Кричать России: «Догорай!»,

Кричать, кричать… – проклятый чад!

А крылья кренятся назад —

Туда, где кружат города,

Где бьет бескрылая беда! (6)


29 сентября 1917 года очередной боевой вылет. Аэроплан резко вздрогнул. Как-то неуверенно застучал, потом несколько раз чихнул мотор и замолк. Впереди возник, наискось разрезающий обзор, неподвижный винт, Запахло гарью. Мелкие, похожие на пламя свечи язычки огня, стали быстро пожирать перкалевую обшивку левого крыла. Огонь, разбежавшись по ее плоскости, разрастался. «Надо немедленно сбросить бомбы, иначе взрыв – конец», – пронеслось в голове летчика. Быстрыми, заученными движениями отправлены за борт все восемь оставшихся бомб. Пламя охватило всю машину. Аэроплан уже не летит, а падает. С неистовой быстротой приближается земля. Вот уже отчетливо видна мокрая тропинка через росистое поле. Стая куропаток шарахнулась в сторону, став на крыло.
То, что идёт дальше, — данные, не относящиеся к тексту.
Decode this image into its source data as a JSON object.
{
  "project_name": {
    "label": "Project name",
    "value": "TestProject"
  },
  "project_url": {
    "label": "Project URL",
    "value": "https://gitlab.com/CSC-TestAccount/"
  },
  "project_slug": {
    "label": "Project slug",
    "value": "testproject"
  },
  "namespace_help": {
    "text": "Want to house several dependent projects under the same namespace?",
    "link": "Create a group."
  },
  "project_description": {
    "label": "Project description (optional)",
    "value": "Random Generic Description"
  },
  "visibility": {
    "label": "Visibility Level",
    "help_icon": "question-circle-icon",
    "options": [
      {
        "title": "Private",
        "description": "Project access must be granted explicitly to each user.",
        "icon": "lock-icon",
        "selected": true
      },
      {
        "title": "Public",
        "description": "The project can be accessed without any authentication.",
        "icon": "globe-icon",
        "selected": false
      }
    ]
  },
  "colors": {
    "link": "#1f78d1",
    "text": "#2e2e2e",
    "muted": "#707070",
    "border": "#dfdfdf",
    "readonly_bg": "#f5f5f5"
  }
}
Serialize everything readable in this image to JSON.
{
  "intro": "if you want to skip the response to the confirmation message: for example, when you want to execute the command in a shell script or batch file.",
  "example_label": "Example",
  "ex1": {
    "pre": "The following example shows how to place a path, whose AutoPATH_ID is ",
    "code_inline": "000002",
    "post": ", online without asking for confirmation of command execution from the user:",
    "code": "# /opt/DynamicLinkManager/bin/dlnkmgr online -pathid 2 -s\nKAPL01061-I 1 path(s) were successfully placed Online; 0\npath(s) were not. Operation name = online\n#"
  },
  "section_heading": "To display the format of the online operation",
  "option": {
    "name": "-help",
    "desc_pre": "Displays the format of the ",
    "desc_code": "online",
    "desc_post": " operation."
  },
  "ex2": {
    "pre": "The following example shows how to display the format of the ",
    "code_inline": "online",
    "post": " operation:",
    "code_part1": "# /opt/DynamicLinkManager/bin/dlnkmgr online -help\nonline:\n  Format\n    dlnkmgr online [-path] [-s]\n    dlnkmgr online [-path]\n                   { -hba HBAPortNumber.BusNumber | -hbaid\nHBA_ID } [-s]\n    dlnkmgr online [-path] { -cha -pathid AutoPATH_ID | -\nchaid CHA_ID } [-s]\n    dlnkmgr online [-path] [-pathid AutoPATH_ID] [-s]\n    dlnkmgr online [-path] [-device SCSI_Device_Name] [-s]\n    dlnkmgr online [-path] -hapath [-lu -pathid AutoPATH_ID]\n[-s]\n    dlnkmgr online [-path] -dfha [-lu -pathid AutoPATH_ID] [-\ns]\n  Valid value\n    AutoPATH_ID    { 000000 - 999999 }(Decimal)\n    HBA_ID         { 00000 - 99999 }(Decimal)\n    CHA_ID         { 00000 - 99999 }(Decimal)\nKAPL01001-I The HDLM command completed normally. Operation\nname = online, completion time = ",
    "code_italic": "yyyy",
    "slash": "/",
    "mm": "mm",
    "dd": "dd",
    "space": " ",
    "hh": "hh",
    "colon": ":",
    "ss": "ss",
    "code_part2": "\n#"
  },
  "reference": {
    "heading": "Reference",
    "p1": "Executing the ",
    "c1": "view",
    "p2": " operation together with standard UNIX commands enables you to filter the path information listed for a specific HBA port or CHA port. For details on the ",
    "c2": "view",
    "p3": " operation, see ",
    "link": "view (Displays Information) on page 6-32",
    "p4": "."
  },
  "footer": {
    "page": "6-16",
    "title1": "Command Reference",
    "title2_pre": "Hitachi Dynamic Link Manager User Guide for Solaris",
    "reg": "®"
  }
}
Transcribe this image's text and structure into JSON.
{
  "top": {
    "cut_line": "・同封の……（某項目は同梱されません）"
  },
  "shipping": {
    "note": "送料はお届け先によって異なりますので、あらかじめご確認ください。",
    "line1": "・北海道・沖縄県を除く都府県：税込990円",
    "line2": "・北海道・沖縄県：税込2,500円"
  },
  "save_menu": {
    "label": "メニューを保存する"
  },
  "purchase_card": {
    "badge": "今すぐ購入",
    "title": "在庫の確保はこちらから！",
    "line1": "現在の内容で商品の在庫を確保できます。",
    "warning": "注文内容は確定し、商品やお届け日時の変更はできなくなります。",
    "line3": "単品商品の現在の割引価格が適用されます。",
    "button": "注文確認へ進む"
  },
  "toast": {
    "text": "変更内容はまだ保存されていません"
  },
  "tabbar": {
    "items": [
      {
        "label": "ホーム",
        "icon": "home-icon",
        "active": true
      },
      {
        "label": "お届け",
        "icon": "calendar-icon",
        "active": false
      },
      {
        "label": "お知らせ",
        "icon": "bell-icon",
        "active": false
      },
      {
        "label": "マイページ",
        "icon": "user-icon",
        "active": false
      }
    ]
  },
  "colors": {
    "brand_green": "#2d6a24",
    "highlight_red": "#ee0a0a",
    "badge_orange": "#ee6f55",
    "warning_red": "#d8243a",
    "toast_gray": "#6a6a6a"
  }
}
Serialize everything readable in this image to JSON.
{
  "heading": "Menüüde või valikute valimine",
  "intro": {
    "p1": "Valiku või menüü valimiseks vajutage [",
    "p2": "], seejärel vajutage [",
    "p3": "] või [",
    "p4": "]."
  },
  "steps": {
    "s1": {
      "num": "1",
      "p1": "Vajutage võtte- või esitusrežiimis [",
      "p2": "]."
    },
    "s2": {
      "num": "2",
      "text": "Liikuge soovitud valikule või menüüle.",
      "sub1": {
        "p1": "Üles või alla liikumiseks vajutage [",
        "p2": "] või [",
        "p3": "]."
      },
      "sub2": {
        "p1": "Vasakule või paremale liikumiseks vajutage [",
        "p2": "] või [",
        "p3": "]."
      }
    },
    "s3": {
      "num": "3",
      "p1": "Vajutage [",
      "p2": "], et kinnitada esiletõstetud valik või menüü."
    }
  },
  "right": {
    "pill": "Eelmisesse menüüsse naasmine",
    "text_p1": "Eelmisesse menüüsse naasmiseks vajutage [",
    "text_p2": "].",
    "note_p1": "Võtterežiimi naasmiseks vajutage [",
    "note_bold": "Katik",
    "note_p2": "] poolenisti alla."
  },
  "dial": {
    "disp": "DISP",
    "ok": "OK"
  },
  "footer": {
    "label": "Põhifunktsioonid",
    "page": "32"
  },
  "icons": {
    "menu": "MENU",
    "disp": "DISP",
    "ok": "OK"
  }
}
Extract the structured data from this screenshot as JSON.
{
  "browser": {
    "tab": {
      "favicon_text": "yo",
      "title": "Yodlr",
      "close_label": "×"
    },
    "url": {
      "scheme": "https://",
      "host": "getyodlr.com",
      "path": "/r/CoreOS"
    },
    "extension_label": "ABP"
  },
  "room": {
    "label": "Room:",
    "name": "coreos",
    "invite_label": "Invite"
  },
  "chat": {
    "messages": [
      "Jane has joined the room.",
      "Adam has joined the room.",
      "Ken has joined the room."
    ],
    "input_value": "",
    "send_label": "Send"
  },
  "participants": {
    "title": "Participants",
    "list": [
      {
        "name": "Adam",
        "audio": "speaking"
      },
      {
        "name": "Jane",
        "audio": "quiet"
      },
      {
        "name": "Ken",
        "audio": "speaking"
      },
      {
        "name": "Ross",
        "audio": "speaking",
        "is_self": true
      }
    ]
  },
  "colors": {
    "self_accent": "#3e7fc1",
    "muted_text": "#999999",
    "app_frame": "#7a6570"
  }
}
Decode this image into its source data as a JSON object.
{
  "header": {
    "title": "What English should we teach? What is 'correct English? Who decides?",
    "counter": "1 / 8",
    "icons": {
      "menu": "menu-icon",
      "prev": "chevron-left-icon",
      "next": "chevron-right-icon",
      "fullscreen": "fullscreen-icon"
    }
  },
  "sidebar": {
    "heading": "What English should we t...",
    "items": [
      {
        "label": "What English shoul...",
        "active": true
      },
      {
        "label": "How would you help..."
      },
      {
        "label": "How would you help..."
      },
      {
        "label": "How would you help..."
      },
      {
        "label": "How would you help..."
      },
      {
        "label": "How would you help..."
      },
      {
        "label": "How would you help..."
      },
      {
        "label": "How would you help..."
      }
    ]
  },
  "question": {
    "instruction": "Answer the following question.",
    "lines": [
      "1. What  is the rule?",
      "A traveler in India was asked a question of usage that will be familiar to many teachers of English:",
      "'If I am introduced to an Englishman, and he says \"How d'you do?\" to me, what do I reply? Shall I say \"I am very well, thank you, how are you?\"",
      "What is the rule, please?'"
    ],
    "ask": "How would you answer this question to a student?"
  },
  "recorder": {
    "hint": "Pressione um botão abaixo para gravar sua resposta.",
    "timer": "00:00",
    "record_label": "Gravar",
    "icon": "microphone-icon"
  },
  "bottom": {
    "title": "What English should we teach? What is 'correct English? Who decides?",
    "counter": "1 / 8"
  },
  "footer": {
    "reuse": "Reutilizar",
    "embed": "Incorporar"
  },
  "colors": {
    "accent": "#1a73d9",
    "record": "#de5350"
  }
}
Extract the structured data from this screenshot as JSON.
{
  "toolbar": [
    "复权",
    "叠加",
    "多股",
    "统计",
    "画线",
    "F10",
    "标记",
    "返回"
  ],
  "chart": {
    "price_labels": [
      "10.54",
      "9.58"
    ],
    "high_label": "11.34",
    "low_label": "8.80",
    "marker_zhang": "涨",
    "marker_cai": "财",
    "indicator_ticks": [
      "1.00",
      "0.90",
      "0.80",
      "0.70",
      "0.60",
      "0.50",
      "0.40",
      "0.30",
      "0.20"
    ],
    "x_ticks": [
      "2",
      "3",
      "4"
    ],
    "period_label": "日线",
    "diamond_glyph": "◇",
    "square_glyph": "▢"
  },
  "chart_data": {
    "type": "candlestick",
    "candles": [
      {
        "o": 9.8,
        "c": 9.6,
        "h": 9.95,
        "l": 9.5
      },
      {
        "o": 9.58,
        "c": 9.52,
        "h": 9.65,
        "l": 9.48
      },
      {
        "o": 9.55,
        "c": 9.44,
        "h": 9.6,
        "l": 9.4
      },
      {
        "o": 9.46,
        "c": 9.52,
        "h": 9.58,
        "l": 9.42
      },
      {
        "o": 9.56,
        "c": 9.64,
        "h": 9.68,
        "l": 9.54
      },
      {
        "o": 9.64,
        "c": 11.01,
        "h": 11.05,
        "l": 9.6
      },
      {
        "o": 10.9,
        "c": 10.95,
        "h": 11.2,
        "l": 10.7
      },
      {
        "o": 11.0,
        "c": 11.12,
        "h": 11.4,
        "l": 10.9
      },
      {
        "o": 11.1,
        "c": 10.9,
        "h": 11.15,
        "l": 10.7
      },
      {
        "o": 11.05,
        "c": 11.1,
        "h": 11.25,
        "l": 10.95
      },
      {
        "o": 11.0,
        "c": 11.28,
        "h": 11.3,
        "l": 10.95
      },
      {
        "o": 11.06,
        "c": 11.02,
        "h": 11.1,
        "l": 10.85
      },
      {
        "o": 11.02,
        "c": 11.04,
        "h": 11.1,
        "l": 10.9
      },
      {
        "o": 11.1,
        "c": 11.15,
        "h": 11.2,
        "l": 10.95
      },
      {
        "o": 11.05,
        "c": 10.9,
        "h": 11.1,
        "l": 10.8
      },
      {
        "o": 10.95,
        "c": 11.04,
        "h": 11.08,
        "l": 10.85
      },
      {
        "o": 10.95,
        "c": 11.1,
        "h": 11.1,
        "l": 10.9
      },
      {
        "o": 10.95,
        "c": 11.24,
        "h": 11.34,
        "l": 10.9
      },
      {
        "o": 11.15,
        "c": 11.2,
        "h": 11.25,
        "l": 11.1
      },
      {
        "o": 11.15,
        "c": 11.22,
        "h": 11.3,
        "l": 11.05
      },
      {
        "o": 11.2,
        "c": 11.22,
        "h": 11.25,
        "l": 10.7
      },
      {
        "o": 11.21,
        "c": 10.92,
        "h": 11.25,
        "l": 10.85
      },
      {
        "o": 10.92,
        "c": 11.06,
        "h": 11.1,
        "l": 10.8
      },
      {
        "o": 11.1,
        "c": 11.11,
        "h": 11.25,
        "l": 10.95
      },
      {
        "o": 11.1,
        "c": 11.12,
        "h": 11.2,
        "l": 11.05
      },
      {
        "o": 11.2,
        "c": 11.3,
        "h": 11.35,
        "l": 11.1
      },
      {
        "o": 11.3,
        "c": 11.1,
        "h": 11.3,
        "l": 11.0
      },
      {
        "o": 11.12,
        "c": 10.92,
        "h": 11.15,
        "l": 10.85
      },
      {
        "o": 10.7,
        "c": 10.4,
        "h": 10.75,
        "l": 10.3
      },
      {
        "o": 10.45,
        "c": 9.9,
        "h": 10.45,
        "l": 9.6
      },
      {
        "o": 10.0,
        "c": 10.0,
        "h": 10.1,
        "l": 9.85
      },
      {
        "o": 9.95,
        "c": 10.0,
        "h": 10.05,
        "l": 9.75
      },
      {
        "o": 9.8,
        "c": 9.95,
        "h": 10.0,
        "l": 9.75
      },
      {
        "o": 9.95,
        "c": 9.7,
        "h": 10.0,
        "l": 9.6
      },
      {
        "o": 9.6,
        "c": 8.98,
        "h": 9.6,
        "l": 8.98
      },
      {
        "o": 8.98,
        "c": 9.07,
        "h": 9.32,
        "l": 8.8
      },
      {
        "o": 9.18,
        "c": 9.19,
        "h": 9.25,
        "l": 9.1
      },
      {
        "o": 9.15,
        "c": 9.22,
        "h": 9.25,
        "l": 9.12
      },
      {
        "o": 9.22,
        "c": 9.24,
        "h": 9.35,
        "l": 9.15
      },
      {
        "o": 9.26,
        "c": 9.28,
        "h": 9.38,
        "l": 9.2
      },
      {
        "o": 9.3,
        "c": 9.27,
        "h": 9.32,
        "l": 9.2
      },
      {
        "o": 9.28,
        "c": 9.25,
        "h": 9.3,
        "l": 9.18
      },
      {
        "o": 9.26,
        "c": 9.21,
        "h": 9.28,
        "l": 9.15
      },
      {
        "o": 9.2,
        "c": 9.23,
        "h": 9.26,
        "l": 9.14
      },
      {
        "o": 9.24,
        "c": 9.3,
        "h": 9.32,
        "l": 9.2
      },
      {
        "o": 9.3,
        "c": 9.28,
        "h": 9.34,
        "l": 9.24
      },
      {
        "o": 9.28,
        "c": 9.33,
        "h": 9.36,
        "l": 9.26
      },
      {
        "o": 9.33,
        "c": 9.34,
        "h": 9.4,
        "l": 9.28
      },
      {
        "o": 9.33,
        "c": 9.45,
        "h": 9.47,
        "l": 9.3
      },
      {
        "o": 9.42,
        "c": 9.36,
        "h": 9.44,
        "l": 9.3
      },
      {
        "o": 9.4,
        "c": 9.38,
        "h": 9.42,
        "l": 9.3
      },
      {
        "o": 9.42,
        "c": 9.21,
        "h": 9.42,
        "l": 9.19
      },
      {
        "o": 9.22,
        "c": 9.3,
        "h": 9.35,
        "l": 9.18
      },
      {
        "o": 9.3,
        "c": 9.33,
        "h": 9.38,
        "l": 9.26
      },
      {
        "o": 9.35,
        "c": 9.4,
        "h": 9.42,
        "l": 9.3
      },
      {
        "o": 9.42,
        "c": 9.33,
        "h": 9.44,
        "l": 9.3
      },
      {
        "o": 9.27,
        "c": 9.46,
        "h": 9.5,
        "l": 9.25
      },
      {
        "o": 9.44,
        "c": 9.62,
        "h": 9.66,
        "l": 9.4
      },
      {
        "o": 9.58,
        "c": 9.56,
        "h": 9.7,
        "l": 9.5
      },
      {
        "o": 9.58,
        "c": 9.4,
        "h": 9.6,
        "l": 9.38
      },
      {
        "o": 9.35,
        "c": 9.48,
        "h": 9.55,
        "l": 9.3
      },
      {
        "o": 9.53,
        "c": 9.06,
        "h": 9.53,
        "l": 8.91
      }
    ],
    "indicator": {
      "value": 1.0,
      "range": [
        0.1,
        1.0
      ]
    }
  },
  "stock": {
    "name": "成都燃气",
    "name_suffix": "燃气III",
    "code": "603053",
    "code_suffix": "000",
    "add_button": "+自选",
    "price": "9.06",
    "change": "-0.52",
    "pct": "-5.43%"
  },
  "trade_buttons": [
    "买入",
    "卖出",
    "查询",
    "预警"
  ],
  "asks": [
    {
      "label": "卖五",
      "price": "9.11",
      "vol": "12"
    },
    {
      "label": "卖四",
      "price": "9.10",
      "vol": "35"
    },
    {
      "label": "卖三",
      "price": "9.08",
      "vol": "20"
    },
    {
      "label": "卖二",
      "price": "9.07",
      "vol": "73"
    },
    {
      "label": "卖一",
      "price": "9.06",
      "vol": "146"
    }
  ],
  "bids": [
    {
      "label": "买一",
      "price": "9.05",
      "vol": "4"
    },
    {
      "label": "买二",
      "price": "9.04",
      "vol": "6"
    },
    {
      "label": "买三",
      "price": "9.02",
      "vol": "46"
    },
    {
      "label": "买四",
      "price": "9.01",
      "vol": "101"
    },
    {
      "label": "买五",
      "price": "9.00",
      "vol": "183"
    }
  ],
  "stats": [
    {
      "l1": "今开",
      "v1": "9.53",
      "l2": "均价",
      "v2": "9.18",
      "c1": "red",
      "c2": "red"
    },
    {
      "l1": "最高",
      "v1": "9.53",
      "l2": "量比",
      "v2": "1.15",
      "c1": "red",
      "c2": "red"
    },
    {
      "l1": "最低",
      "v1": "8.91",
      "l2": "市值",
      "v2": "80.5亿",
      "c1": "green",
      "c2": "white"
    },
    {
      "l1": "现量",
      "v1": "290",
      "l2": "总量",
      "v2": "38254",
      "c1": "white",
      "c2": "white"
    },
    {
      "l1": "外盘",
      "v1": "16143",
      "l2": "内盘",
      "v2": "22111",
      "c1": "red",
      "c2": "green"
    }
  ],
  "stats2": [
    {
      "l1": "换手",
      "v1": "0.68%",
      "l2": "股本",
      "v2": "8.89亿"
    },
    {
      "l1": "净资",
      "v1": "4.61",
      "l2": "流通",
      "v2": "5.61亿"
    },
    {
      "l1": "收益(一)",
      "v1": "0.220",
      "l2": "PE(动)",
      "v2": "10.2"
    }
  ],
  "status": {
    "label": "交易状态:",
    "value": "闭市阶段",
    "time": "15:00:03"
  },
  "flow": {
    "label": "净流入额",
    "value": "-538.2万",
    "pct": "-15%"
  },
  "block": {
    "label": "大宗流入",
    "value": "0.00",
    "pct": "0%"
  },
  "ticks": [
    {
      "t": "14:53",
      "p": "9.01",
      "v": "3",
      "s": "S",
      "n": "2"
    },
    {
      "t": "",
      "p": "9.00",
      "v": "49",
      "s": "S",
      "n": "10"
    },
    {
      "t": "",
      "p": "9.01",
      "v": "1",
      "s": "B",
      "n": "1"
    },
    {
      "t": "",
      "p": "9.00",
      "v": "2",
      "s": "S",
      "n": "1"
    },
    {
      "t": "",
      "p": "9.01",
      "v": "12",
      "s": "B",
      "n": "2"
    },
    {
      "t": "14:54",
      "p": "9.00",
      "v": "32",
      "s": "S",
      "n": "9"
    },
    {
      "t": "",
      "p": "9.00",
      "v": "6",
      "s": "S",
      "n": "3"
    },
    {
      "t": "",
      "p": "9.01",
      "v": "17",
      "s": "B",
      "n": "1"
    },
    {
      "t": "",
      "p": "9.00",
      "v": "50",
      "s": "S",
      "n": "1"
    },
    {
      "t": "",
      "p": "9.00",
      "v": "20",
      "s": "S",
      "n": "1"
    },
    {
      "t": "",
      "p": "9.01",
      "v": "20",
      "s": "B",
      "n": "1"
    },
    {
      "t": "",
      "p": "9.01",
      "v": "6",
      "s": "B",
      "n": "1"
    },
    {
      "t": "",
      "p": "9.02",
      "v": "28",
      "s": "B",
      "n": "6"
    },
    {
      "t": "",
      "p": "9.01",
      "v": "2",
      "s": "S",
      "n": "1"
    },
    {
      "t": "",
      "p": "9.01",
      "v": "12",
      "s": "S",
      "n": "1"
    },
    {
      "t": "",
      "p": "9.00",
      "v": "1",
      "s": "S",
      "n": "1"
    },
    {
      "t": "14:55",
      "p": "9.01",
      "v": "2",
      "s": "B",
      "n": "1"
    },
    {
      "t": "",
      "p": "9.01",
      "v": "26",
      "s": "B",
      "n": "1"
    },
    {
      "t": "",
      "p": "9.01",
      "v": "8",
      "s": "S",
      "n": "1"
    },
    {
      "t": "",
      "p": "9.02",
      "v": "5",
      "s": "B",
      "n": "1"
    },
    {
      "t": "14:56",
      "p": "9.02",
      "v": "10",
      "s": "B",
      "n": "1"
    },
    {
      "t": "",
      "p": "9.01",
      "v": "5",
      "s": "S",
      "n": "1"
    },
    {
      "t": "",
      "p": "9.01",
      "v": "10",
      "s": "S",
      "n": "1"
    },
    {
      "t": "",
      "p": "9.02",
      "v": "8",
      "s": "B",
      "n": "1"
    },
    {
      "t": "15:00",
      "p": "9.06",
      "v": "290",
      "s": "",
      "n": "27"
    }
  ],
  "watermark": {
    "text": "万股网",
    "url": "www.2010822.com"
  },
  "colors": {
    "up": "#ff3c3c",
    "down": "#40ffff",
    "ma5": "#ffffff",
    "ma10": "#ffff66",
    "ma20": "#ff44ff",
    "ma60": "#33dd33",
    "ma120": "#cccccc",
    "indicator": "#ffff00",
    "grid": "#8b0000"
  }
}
Прыжок, прыжок… Резкий удар, острая боль в ногах, из ушей и носа хлынула кровь, сознание угасло. Это конец, но подумать так он не успел…

Потом, толи в бреду, толи в короткие минуты сознания, Николай Александрович молился: «Господи, если выживу, а если выживу, то только волей Твоей, Господи, я посвящу свою жизнь служению тебе, Господи!»


Худой, изможденный бессонными ночами военный хирург – подполковник Савельев, окончив полостную операцию бойца с тяжелым ранением, спросил у сестры милосердия: «Вера Васильевна, что у нас там еще?»

– Летчика разбившегося доставили. Говорят, он около суток в сгоревшем аэроплане пролежал, в поле. Сильно покалечен, и ожоги есть.

– Давайте смотреть, – усталым голосом приказал военврач.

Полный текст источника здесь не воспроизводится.